Thursday 19 April 2018

Work Clothes

This week, for the first time in ages, I put on the work clothes I used to wear for paid gardening.  Immediately I was reminded of those afternoons when we used to tend the back gardens of older persons, pensioners.  We would arrive, work hard for an hour, stop for a coffee break with biscuits pressed on my husband, work hard for another hour or more, be paid, re-book and leave with our little green car sometimes loaded high with springy gardening rubbish to be taken to the local tip.  Arriving home I would record the day's takings and start the evening meal.

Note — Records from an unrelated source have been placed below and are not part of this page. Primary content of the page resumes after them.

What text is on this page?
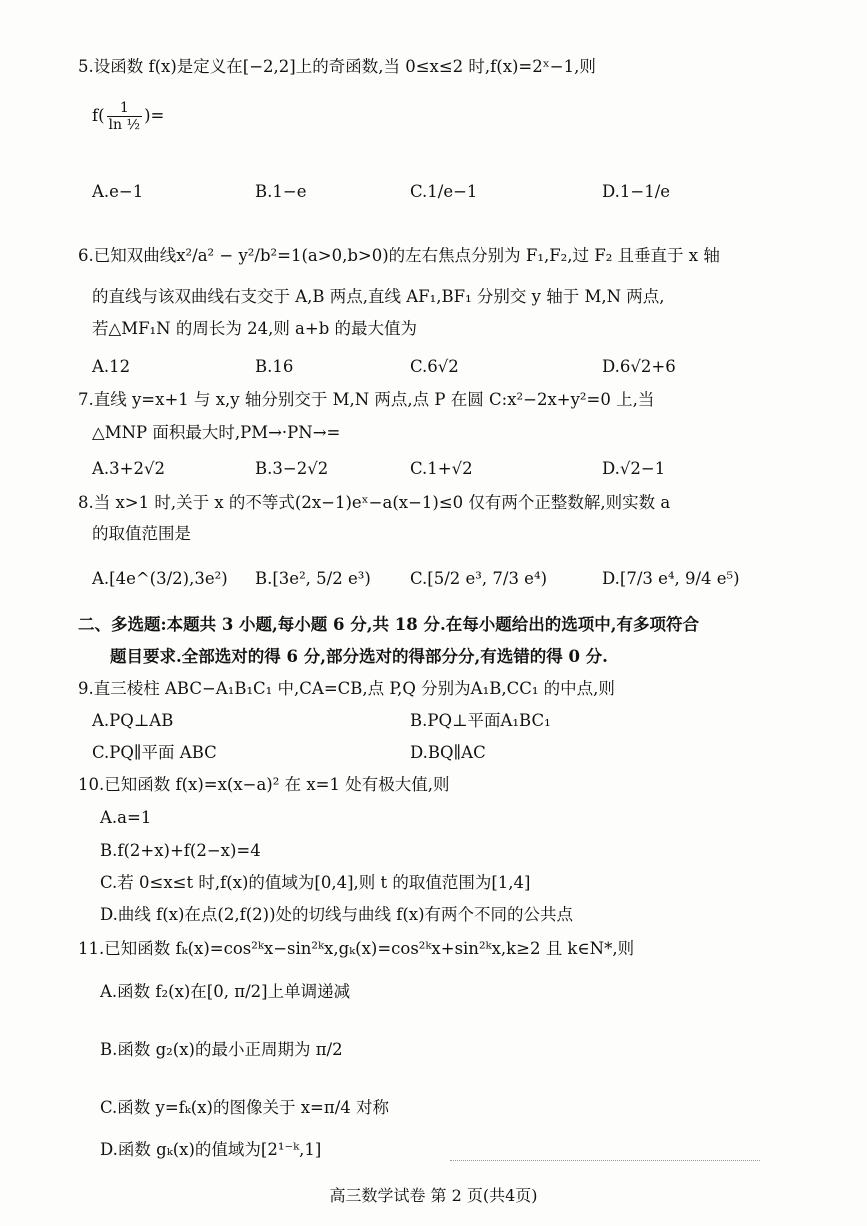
5.设函数 f(x)是定义在[−2,2]上的奇函数,当 0≤x≤2 时,f(x)=2ˣ−1,则
$f( \frac{1}{\text{ln ½}}$ )=
A.e−1	B.1−e	C.1/e−1	D.1−1/e
6.已知双曲线x²/a² − y²/b²=1(a>0,b>0)的左右焦点分别为 F₁,F₂,过 F₂ 且垂直于 x 轴
的直线与该双曲线右支交于 A,B 两点,直线 AF₁,BF₁ 分别交 y 轴于 M,N 两点,
若△MF₁N 的周长为 24,则 a+b 的最大值为
A.12	B.16	C.6√2	D.6√2+6
7.直线 y=x+1 与 x,y 轴分别交于 M,N 两点,点 P 在圆 C:x²−2x+y²=0 上,当
△MNP 面积最大时,PM→·PN→=
A.3+2√2	B.3−2√2	C.1+√2	D.√2−1
8.当 x>1 时,关于 x 的不等式(2x−1)eˣ−a(x−1)≤0 仅有两个正整数解,则实数 a
的取值范围是
A.[4e^(3/2),3e²) B.[3e², 5/2 e³) C.[5/2 e³, 7/3 e⁴)	D.[7/3 e⁴, 9/4 e⁵)
二、多选题:本题共 3 小题,每小题 6 分,共 18 分.在每小题给出的选项中,有多项符合
题目要求.全部选对的得 6 分,部分选对的得部分分,有选错的得 0 分.
9.直三棱柱 ABC−A₁B₁C₁ 中,CA=CB,点 P,Q 分别为A₁B,CC₁ 的中点,则
A.PQ⊥AB	B.PQ⊥平面A₁BC₁
C.PQ∥平面 ABC	D.BQ∥AC
10.已知函数 f(x)=x(x−a)² 在 x=1 处有极大值,则
A.a=1
B.f(2+x)+f(2−x)=4
C.若 0≤x≤t 时,f(x)的值域为[0,4],则 t 的取值范围为[1,4]
D.曲线 f(x)在点(2,f(2))处的切线与曲线 f(x)有两个不同的公共点
11.已知函数 fₖ(x)=cos²ᵏx−sin²ᵏx,gₖ(x)=cos²ᵏx+sin²ᵏx,k≥2 且 k∈N*,则
A.函数 f₂(x)在[0, π/2]上单调递减
B.函数 g₂(x)的最小正周期为 π/2
C.函数 y=fₖ(x)的图像关于 x=π/4 对称
D.函数 gₖ(x)的值域为[2¹⁻ᵏ,1]
高三数学试卷 第 2 页(共4页)
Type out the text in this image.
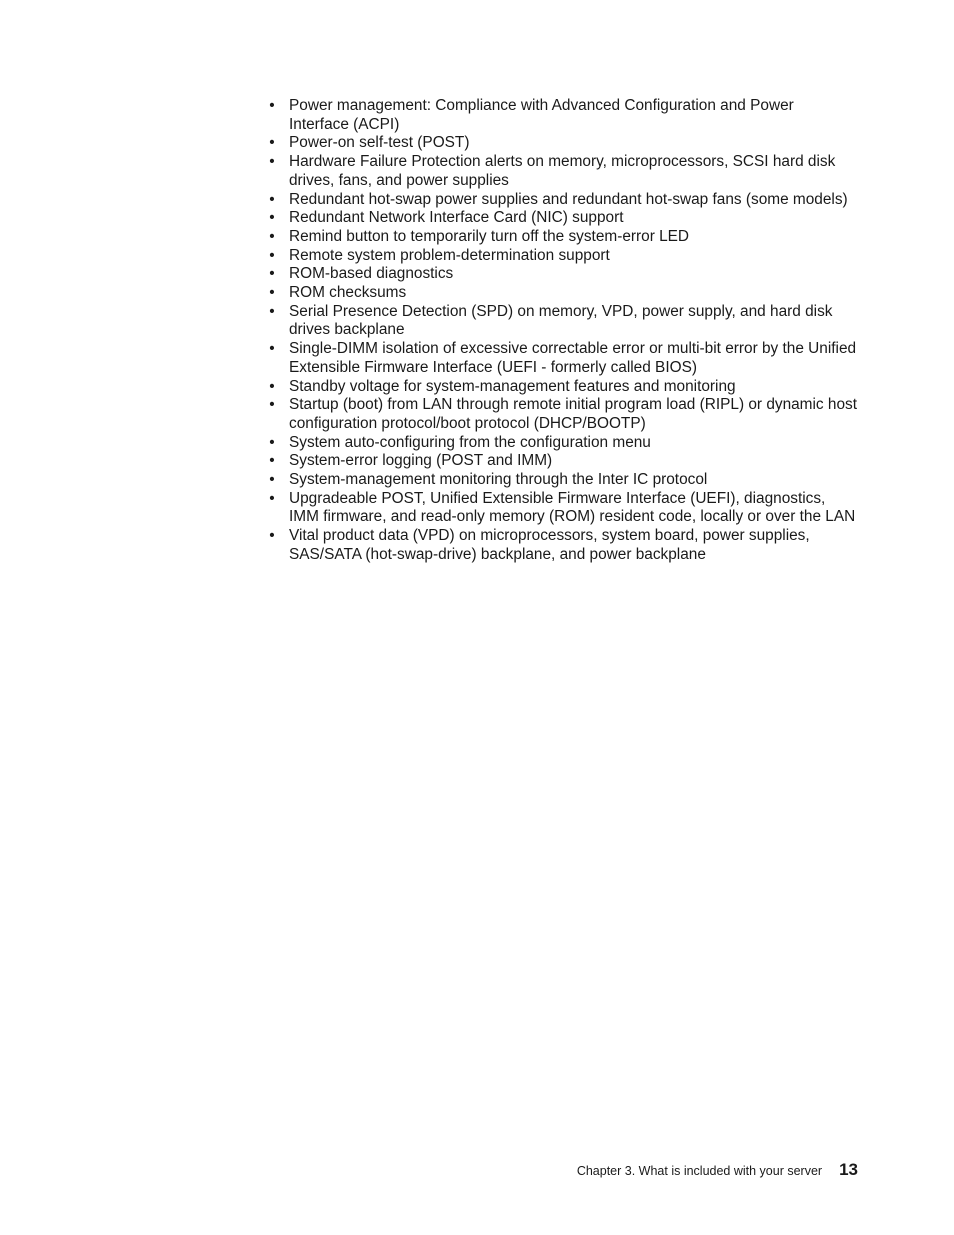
• Power management: Compliance with Advanced Configuration and Power Interface (ACPI)
• Power-on self-test (POST)
• Hardware Failure Protection alerts on memory, microprocessors, SCSI hard disk drives, fans, and power supplies
• Redundant hot-swap power supplies and redundant hot-swap fans (some models)
• Redundant Network Interface Card (NIC) support
• Remind button to temporarily turn off the system-error LED
• Remote system problem-determination support
• ROM-based diagnostics
• ROM checksums
• Serial Presence Detection (SPD) on memory, VPD, power supply, and hard disk drives backplane
• Single-DIMM isolation of excessive correctable error or multi-bit error by the Unified Extensible Firmware Interface (UEFI - formerly called BIOS)
• Standby voltage for system-management features and monitoring
• Startup (boot) from LAN through remote initial program load (RIPL) or dynamic host configuration protocol/boot protocol (DHCP/BOOTP)
• System auto-configuring from the configuration menu
• System-error logging (POST and IMM)
• System-management monitoring through the Inter IC protocol
• Upgradeable POST, Unified Extensible Firmware Interface (UEFI), diagnostics, IMM firmware, and read-only memory (ROM) resident code, locally or over the LAN
• Vital product data (VPD) on microprocessors, system board, power supplies, SAS/SATA (hot-swap-drive) backplane, and power backplane
Chapter 3. What is included with your server 13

Nowadays I don't have to travel to work.  I step out of the back door into our garden.  Sometimes, although I shouldn't, I don't change my jeans or wear my gardening trainers.  I snip at and prune stray and untidy twigs in that precise way which formerly irritated me as I heard older persons drawing my husband's attention to some plant he had overlooked.  I take longer over tasks and at intervals look down the perspective lines of borders. noticing small improvements.  I spot weeds early.  I rake over our raised beds until the soil is the 'fine tilth' recommended by gardening books, and crumble clods with my hands. 

Tidying up is simple.  The car stays in the drive, a fistful of cuttings land in the brown bin and I come in to my own cup of tea.